Airlines ask Biden not to approve more flights between the US and China

Airlines and some of their unions are asking the Biden administration to stop approving any more flights between the United States and China because of what they call “anti-competitive” policies that China imposes on US carriers.

The airlines and unions said on Thursday that China closed its market to US carriers at the outbreak of the pandemic and imposed rules that still affect American operations and airline crews.

“These actions demonstrated the clear need for the US government to establish a policy that protects US aviation workers, industry and air travelers,” they said in a letter to Secretary of State Antony Blinken and Transportation Secretary Pete Buttigieg.

The letter was signed by the CEO of the Airlines for America trade group and the presidents of the Air Line Pilots Association, the Allied Pilots Association, which represents crews at American Airlines, and the Association of Flight Attendants.

The number of flights between China and the US has been rising, although it remains far below pre-pandemic levels. The Biden administration increased the number of round trips that Chinese airlines can make from 35 to 50 per week, starting March 31, after China’s aviation authority promised to seek an increase in flights by US carriers.

The US airlines said Chinese airlines get an advantage by flying shorter routes through Russian airspace, which has been off-limits to US carriers since Russia invaded Ukraine more than two years ago. They said Chinese airlines also get “certain protections” from China’s government because they are state-owned.

The US industry groups said in their letter that without equal access to China’s aviation market, American carriers will lose flights to Chinese airlines.

airlines ask biden not to approve more flights between the us and china

Airlines China Flights (Copyright 2016 The Associated Press. All rights reserved.)

Earlier this week Treasury Secretary said the Biden administration will push China to change an industrial policy that poses a threat to US jobs.

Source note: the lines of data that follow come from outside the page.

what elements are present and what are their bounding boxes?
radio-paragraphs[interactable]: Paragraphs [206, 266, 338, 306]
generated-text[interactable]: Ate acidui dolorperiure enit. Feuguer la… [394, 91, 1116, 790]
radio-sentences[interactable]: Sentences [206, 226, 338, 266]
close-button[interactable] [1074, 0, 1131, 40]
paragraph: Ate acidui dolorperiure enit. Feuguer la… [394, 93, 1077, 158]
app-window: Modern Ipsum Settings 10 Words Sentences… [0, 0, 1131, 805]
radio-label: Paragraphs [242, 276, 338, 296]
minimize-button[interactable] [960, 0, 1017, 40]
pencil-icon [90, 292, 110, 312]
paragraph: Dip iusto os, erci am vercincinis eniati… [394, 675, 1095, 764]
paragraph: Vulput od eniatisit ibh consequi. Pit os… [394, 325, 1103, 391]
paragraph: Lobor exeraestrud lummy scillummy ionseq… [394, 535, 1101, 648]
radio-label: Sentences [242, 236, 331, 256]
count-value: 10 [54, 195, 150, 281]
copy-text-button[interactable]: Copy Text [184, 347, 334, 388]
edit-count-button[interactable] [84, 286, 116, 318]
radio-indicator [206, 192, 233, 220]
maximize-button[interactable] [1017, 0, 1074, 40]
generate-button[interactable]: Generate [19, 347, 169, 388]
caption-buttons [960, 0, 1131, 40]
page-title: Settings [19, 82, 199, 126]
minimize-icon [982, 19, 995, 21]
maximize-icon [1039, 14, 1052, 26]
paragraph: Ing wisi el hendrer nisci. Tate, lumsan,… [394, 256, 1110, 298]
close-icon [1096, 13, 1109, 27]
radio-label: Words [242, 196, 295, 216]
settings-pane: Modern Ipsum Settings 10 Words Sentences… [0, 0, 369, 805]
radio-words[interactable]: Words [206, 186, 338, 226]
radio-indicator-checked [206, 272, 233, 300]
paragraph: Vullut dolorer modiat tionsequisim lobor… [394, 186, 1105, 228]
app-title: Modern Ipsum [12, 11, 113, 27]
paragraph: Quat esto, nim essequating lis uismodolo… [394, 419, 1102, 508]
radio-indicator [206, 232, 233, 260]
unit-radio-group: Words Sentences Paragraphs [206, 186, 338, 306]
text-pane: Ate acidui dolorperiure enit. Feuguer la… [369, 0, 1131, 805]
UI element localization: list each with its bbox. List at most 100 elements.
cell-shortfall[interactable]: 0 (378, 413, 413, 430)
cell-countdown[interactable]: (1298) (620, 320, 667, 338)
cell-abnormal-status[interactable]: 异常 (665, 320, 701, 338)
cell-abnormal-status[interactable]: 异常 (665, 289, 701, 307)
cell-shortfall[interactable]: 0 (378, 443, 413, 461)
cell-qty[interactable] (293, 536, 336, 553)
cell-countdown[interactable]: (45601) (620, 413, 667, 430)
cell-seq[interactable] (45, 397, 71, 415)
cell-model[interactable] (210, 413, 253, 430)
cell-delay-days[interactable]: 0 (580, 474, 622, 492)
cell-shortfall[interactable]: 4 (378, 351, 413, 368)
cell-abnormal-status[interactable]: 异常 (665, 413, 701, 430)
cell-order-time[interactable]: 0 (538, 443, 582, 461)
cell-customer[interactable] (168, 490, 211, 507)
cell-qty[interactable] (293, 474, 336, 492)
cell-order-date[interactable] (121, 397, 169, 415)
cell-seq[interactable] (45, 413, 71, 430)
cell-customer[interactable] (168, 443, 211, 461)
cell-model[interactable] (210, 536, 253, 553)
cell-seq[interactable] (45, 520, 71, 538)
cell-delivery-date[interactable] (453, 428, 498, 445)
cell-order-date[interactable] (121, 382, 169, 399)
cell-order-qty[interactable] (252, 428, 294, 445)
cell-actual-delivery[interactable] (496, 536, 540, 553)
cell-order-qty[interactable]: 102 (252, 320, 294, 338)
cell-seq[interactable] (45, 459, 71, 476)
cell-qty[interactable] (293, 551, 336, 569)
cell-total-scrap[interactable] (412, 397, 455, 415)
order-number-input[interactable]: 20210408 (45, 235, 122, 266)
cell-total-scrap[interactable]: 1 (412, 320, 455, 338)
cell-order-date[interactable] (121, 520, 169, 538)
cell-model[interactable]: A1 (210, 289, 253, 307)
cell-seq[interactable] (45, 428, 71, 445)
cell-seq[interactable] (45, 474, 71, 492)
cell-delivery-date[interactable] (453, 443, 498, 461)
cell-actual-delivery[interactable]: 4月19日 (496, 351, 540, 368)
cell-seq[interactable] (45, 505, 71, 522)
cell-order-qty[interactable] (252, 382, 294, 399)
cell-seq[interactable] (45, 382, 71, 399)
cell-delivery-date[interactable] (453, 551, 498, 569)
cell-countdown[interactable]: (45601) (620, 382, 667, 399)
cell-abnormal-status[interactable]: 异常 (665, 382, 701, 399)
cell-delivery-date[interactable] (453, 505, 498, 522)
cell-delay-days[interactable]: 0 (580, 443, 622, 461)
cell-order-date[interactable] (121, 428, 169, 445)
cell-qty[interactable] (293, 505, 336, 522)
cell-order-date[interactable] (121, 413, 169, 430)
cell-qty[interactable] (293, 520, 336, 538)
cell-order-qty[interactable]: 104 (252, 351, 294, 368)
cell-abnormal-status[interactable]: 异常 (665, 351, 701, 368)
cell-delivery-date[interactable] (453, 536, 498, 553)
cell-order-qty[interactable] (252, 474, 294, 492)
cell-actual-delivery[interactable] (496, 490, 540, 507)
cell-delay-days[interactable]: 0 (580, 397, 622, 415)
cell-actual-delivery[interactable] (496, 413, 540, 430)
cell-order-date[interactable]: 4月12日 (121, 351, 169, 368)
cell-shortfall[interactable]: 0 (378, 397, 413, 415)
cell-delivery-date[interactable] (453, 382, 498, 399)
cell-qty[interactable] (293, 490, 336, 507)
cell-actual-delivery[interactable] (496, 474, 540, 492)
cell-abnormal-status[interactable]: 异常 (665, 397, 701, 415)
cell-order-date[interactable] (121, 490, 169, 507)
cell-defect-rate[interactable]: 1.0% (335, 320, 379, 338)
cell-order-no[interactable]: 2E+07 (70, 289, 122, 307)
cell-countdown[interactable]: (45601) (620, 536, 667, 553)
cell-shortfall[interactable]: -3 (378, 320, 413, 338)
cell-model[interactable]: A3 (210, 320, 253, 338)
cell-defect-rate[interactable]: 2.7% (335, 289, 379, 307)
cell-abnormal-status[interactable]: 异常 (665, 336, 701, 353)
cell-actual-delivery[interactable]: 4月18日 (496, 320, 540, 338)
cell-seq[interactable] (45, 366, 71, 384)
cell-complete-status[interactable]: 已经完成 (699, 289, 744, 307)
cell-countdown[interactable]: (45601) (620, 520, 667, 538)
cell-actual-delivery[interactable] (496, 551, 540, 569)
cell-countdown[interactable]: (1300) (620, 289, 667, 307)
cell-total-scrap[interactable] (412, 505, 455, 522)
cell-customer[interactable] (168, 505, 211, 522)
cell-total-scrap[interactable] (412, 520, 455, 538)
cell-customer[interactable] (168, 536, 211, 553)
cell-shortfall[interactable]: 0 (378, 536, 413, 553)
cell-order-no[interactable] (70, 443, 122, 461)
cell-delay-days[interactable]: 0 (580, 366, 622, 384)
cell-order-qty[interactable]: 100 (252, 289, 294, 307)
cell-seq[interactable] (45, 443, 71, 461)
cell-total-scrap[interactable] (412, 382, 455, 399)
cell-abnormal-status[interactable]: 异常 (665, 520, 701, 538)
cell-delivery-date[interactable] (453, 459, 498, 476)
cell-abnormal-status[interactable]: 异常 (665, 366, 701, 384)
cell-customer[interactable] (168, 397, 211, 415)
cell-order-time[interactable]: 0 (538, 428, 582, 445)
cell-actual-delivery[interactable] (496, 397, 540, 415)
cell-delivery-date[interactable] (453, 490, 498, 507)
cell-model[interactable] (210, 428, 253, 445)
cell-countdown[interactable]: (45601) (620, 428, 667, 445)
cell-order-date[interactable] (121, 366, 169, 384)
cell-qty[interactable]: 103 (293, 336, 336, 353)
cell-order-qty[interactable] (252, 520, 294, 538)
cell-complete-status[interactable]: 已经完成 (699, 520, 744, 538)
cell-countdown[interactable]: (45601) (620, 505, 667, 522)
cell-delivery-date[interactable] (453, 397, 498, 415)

Janet Yellen said on Monday after wrapping up four days of talks with Chinese officials.

She also said in Beijing they had “difficult conversations” about national security, including American concerns that Chinese companies are supporting Russia in its war in Ukraine.

But the focus of her trip was industrial policy, and what the US and Europe describe as manufacturing overcapacity in China. Wealthy nations fear a wave of low-priced Chinese exports that will overwhelm factories at home. Yellen cited the manufacturing of electric vehicles and their batteries as well as solar energy equipment — sectors that the U.S. administration is trying to promote domestically — as areas where Chinese government subsidies have driven rapid expansion of production.

“China is now simply too large for the rest of the world to absorb this enormous capacity. Actions taken by the PRC today can shift world prices,” she said, using the acronym for China’s official name, the People’s Republic of China. “And when the global market is flooded by artificially cheap Chinese products, the viability of American and other foreign firms is put into question.”